Der Lehrerin geht es um das Festhalten von Erlebnissen - und Aufklärung: "Jeder redet über Problemschulen, ohne eine Ahnung zu haben, was dort tatsächlich abläuft. Viele Lehrer würden am ersten Tag schreiend davonrennen." Sie wünsche sich behördliche Anstrengungen, eventuell sogar Schulzuweisungen, um zu verhindern, dass Schulen fast ohne deutschstämmige Kinder entstehen. Sonst könne Integration nicht funktionieren. "Man muss sich nicht wundern, dass es da sprachlich drunter und drüber geht; und die wenigen Wurzeldeutschen verlernen die eigene Sprache."

Einmal wurden ihre offenen Worte politisch vereinnahmt. Auf Neonazi-Seiten wurde sie zitiert, jemand schrieb später unter ihrem Namen Hetzerisches, unerwünschte Leser tummelten sich plötzlich auf ihrer Seite. Kurz hatte Fräulein Krise da ans Aufhören gedacht. Doch bei 6000 bis 8000 Seitenbesuchern pro Tag sollten nicht alle darunter leiden.

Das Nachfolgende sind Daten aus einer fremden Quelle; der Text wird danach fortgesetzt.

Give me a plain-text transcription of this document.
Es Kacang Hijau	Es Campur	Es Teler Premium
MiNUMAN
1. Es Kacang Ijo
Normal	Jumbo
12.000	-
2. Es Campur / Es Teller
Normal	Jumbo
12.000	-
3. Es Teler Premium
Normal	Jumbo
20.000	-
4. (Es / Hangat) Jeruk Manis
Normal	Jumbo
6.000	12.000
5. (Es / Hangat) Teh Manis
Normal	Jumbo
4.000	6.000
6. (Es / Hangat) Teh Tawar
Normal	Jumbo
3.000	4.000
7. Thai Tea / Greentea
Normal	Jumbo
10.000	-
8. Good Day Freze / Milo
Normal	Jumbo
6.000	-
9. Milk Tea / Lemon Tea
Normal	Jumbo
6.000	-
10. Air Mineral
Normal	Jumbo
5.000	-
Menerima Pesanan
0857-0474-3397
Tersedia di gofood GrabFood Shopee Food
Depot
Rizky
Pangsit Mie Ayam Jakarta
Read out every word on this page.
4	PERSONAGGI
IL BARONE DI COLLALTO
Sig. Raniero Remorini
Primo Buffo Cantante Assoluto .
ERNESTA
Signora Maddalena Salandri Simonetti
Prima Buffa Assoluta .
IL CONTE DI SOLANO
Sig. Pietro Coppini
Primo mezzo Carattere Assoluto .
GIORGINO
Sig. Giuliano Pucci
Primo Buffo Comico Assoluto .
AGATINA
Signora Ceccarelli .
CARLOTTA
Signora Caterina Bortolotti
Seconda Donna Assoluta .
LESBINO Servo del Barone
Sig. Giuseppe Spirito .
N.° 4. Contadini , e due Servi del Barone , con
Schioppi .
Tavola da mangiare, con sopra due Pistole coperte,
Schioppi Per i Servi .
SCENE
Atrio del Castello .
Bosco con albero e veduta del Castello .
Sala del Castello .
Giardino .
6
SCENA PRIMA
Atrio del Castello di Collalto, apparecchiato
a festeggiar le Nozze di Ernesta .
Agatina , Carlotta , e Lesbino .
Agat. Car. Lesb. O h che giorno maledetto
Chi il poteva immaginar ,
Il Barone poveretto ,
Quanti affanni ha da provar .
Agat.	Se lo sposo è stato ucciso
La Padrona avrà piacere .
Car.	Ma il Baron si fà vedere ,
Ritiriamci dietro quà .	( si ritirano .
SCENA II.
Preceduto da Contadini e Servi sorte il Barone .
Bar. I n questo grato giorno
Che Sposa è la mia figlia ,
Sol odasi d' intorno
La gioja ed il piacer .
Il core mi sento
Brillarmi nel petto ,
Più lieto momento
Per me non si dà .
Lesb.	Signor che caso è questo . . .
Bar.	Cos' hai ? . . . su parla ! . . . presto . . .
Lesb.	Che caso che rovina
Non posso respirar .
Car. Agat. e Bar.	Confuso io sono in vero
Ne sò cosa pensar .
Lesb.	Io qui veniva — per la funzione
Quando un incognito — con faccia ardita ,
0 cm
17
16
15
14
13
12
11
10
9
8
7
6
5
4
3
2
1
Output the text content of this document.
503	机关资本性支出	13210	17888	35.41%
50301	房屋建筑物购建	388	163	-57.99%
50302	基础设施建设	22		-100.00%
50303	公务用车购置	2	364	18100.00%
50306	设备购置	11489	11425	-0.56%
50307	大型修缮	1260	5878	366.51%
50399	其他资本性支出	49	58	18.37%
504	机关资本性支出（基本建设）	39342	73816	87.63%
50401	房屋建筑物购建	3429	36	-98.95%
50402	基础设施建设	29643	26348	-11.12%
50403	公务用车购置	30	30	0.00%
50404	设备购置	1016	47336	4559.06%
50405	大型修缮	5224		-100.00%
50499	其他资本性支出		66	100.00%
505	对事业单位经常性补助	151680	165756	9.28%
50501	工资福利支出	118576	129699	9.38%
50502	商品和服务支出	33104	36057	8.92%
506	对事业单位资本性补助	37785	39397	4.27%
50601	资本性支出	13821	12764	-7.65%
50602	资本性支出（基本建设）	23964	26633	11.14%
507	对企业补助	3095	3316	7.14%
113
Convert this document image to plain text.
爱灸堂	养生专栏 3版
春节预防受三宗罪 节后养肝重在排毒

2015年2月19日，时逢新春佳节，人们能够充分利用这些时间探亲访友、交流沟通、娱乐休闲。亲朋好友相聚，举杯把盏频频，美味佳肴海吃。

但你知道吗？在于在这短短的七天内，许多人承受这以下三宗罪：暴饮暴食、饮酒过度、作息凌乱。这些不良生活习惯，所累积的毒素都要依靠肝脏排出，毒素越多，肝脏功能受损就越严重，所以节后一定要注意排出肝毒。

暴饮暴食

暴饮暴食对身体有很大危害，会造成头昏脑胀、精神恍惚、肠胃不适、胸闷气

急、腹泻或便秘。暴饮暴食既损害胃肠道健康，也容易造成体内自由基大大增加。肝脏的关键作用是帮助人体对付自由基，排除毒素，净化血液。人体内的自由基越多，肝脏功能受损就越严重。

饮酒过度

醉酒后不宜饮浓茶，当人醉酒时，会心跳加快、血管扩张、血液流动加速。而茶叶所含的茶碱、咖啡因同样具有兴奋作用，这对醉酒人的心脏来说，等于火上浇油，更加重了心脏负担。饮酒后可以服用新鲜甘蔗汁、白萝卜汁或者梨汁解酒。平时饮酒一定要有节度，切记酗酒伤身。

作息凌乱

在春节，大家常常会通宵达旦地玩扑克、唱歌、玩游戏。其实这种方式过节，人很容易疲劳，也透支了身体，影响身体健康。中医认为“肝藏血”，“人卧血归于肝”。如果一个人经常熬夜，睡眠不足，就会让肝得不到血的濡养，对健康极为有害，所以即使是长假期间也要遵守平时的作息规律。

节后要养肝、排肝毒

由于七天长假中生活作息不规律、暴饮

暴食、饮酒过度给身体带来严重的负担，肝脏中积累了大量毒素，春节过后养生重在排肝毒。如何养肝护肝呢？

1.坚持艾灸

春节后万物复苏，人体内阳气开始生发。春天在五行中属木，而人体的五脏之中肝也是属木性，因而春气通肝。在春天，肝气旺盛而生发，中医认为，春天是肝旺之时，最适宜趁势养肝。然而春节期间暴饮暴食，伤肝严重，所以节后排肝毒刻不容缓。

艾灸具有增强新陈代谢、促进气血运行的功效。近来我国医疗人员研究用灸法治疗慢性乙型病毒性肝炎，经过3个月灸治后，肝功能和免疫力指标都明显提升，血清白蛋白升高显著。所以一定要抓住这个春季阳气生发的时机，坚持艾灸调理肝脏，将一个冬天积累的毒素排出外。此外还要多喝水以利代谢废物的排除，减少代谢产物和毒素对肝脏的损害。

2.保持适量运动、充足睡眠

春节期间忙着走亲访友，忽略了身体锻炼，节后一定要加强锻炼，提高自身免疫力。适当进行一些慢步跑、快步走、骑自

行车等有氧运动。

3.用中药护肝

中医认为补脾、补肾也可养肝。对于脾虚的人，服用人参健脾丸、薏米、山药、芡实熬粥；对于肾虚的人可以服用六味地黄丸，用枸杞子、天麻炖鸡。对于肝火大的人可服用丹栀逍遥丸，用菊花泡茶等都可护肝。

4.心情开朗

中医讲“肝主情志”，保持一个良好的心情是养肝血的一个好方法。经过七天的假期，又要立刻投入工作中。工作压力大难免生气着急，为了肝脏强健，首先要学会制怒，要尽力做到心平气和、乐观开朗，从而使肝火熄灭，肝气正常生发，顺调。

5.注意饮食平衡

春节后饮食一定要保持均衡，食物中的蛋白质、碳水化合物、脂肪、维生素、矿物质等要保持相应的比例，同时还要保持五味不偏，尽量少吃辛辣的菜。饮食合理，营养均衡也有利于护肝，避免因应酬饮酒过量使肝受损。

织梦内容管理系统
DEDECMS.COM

Thomas Rau verbucht gut 600 Stammleser, diese kämen eher nicht von der eigenen Schule. Jugendliche seien etwa bei Facebook sehr aktiv, mit dem Nischenprodukt Blogs könnten sie dagegen meist wenig anfangen. Allerdings könne er Vorbild sein, zumal soziale Medien von vielen Seiten verteufelt werden. Rau will den Schülern zeigen, dass es sehr wohl funktionieren kann, etwas von sich online preiszugeben.